The thriller sees his character undergo a heart transplant just hours after marrying his fiance, played by Jessica Alba.

But as his character Clayton Beresford slips under the anaesthetic, he realises he can still hear and see everything but is unable to move - a real-life medical phenomenon known as 'anaesthetic awareness'.

Trapped in a kind of chemical straightjacket, Clay can feel the surgery and hears secret conversations, which make him realise he's never meant to wake up.

"It was a really scary premise," admits Hayden. "But there was a little over a week of filming where I had to be lying down on an operating table, completely dormant and that got very boring!

"I wasn't actually lying on top of the table, that was a prosthetic body, but my head was what it was attached to.

"I was actually in this contraption that they had built that looked like an operating table, so my body was really contorted underneath.

"It was in an awkward position for sometimes a couple of hours before they'd take a break and let me out because it was a fifteen minute ordeal to get me in and get me out again. And then they'd tape my eyes shut and stick some thing in my mouth!"

Hayden's character Clayton had a seemingly charmed life, with a doting mother, a beautiful fiance Sam and a cardiologist (Terence Howard) as a best friend.
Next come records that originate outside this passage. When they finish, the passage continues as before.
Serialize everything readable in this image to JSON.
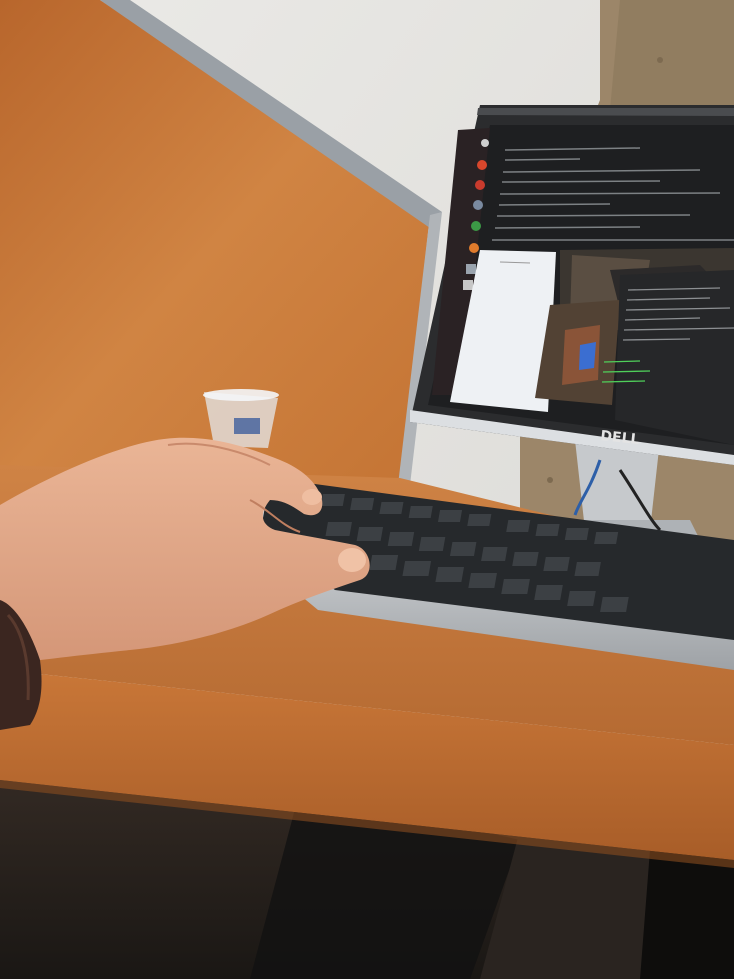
{
  "photo": {
    "monitor_brand": "DELL"
  },
  "colors": {
    "wall": "#e4e3e0",
    "partition_wood": "#c97a3a",
    "desk_wood": "#c2773d",
    "stone": "#9a8466",
    "keyboard": "#2a2d30",
    "screen_dark": "#1c1d1f",
    "skin": "#e0a98a"
  }
}
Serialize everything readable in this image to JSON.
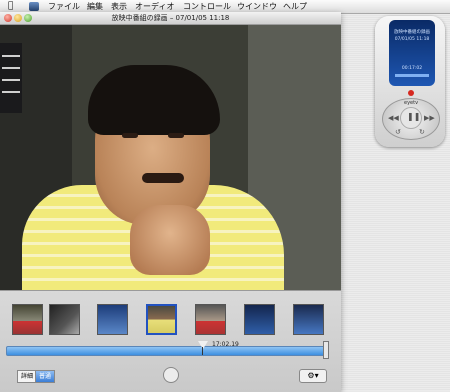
{
  "menubar": {
    "items": [
      "ファイル",
      "編集",
      "表示",
      "オーディオ",
      "コントロール",
      "ウインドウ",
      "ヘルプ"
    ]
  },
  "window": {
    "title": "放映中番組の録画 – 07/01/05 11:18"
  },
  "player": {
    "timecode": "17:02.19",
    "segment_buttons": [
      "詳細",
      "普通"
    ],
    "active_segment": "普通"
  },
  "remote": {
    "lcd_lines": [
      "放映中番組の録画",
      "07/01/05 11:18"
    ],
    "lcd_time": "00:17:02",
    "brand_label": "eyetv"
  },
  "colors": {
    "accent": "#3d8fe0",
    "thumb_selected": "#2252c0",
    "record_dot": "#d6281f"
  },
  "icons": {
    "apple": "apple-icon",
    "close": "close-icon",
    "minimize": "minimize-icon",
    "zoom": "zoom-icon",
    "gear": "gear-icon"
  }
}
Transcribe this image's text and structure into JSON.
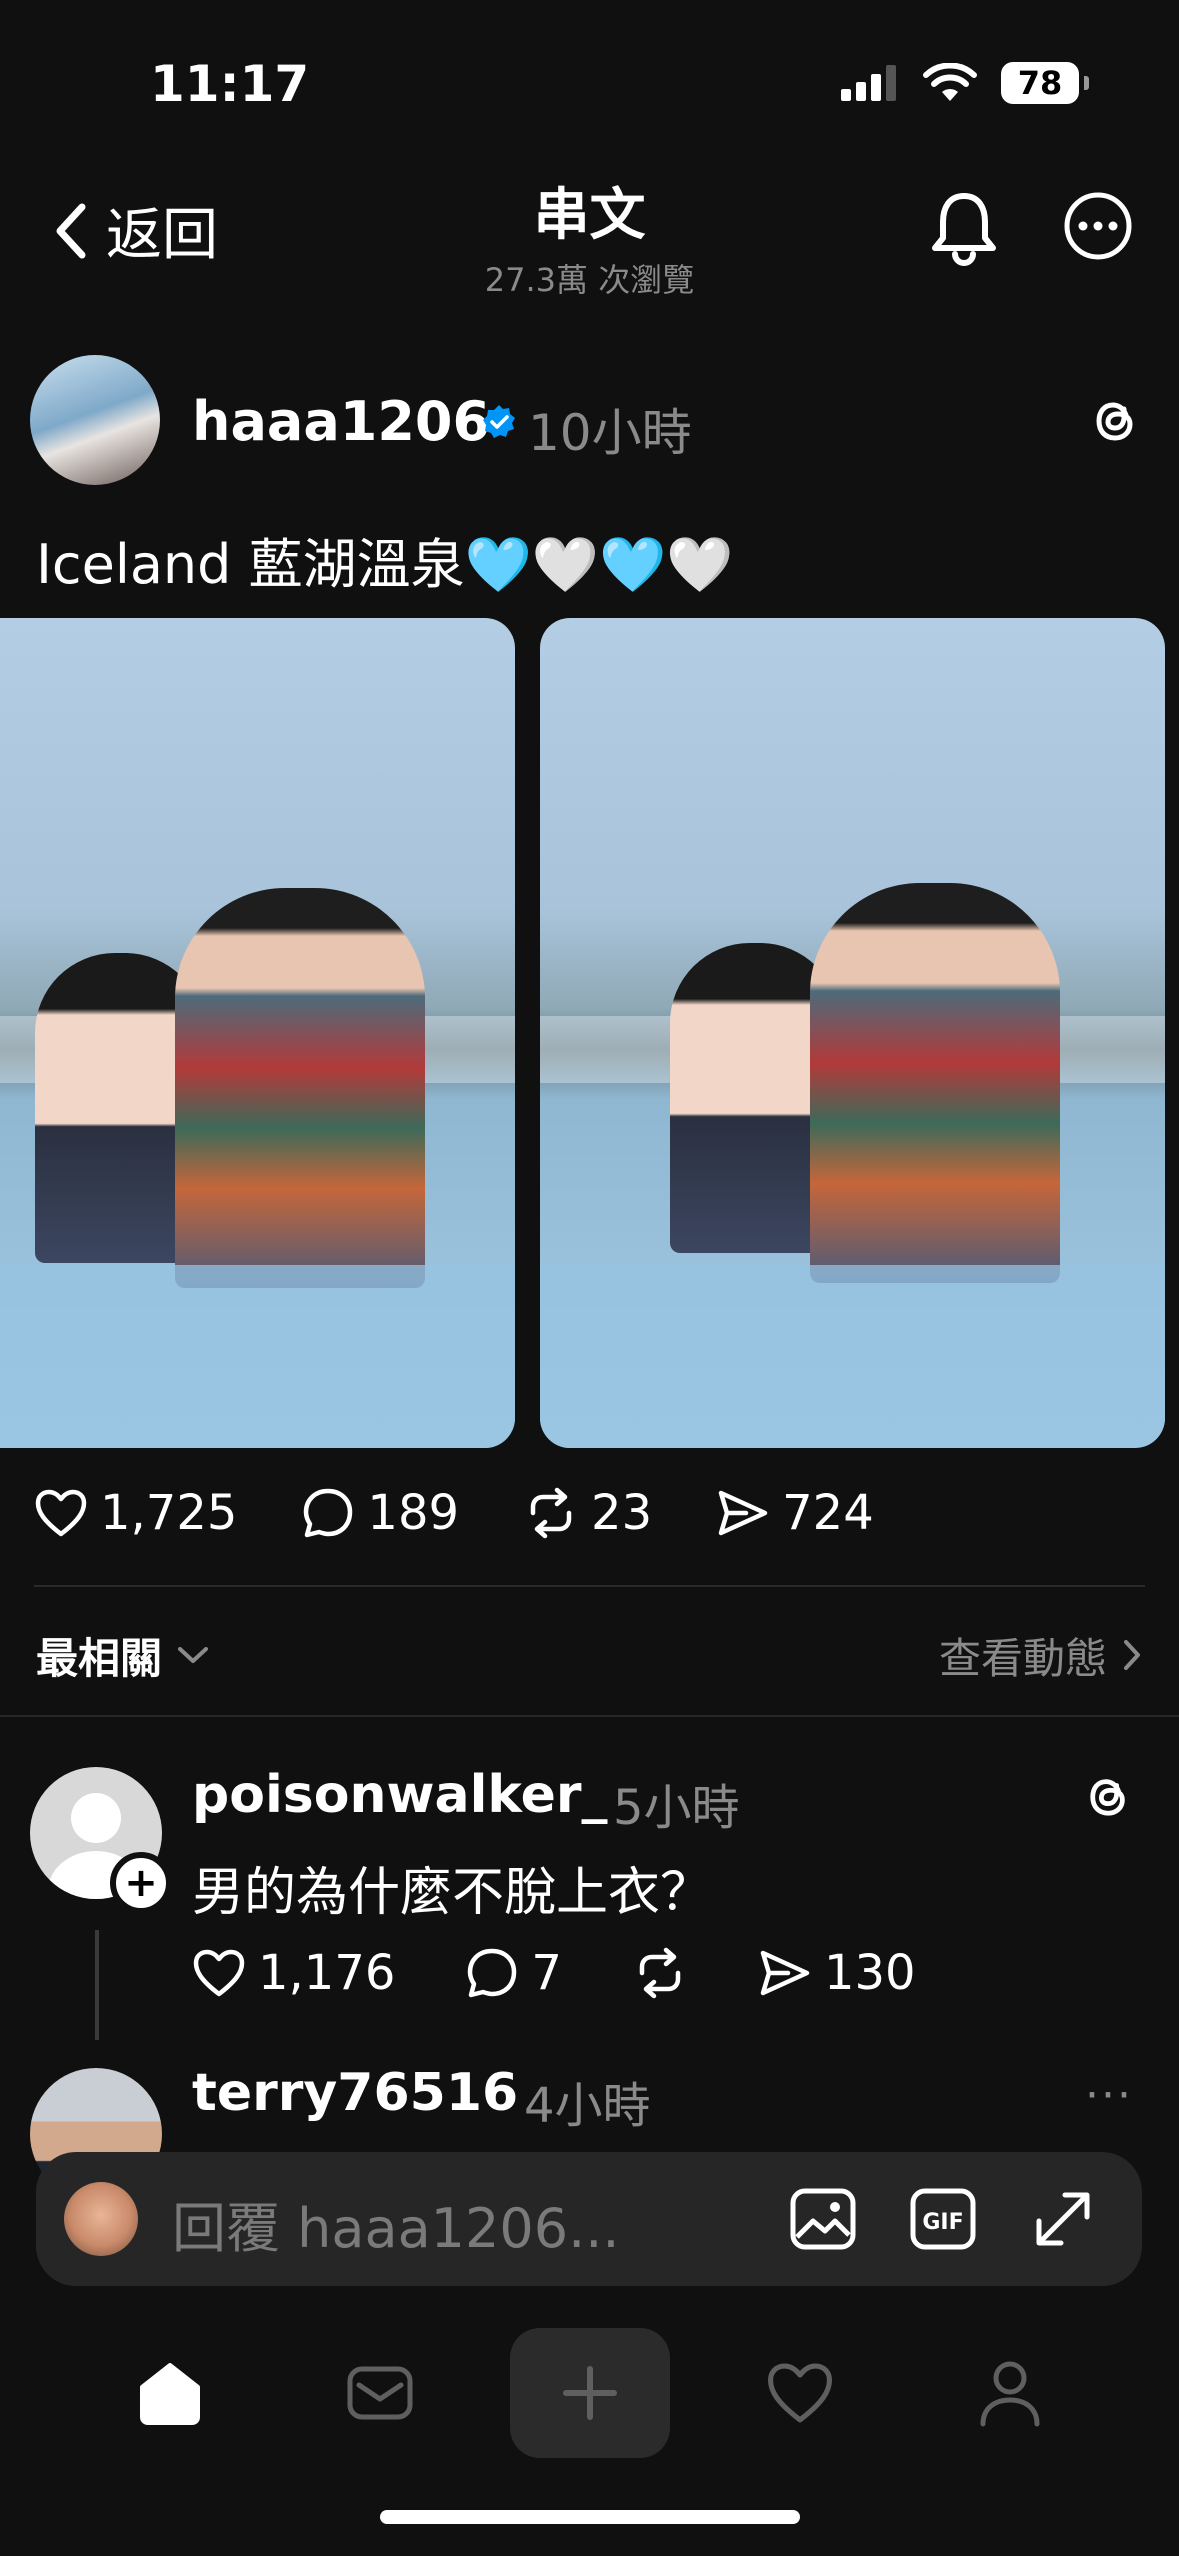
{
  "status_bar": {
    "time": "11:17",
    "battery": "78"
  },
  "header": {
    "back_label": "返回",
    "title": "串文",
    "views": "27.3萬 次瀏覽"
  },
  "post": {
    "username": "haaa1206",
    "time": "10小時",
    "caption": "Iceland 藍湖溫泉🩵🤍🩵🤍",
    "likes": "1,725",
    "comments": "189",
    "reposts": "23",
    "shares": "724"
  },
  "sort": {
    "label": "最相關",
    "activity_link": "查看動態"
  },
  "replies": [
    {
      "username": "poisonwalker_",
      "time": "5小時",
      "text": "男的為什麼不脫上衣？",
      "likes": "1,176",
      "comments": "7",
      "shares": "130"
    },
    {
      "username": "terry76516",
      "time": "4小時",
      "more": "···"
    }
  ],
  "reply_bar": {
    "placeholder": "回覆 haaa1206..."
  },
  "colors": {
    "background": "#101010",
    "verified": "#0095f6",
    "muted": "#8a8a8a"
  }
}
But he also has a deadly heart condition - and can't tell his mum (Lena Olin) about his fiance because Sam works for her.

He finally confesses their relationship and is shocked when his mum offers to pay Sam to 'go away'. In haste he betrays his mum and marries Sam.

But while he's under the anaesthetic, he hears things that suggest he might have put his trust in the wrong person.

It's a complex and emotional plot - a world away from light-sabres and Jedi mindtricks.

"I like to be part of things that are different and play roles that are contrasting. That's the challenge and that's what I like."

His last movie outing was as a hounded teleporter in sci-fi thriller Jumper, so does he pick more intense roles on purpose?

"I don't know, I guess I am attracted to those characters subconsciously and so I have played a few of them. But I think they still are different. Although, they all seem to have that undercurrent of serious conflict."

In Awake, Hayden also gets to play the romantic fiance - at least until he goes under the knife - sweeping Jessica Alba off her feet.

Is he that romantic in real life?

"Well... not that long ago, a few months ago, I made a really nice swing for Ellen my girlfriend.

"I made it myself from a piece of wood and carved it out and made some engravings on it. I hung it from a pretty tree that sits on a hill on the farm."

Hayden grew up just outside Toronto and spent summers staying with his grandmother in Long Island, near New York.

It was here he enrolled in acting classes and broke into television with his first show Family Passions on Canadian TV when he was 12.

In 2001, he landed his first major film role as a misunderstood teenager in Life As A House, which earnt him a Golden Globe nomination, before overnight stardom came with the part of Anakin Skywalker in the following year's Star Wars II: Attack Of The Clones.

He earned good reviews for 2003's Shattered Glass, the true story of journalist Stephen Glass, who made up stories for a political magazine.

But it's with Jumper and Awake that Hayden is really making his assault on Hollywood.

He's also signed up to appear alongside William Hurt and Willem Dafoe in World War II drama Beast Of Bataan.

After a stint treading the boards in London before his Star Wars fame in This Is Our Youth in 2002, Hayden says he would love to return to the West End.

"I really like London and I like the theatre and I really liked my experience when I was there, so I would love to do it again."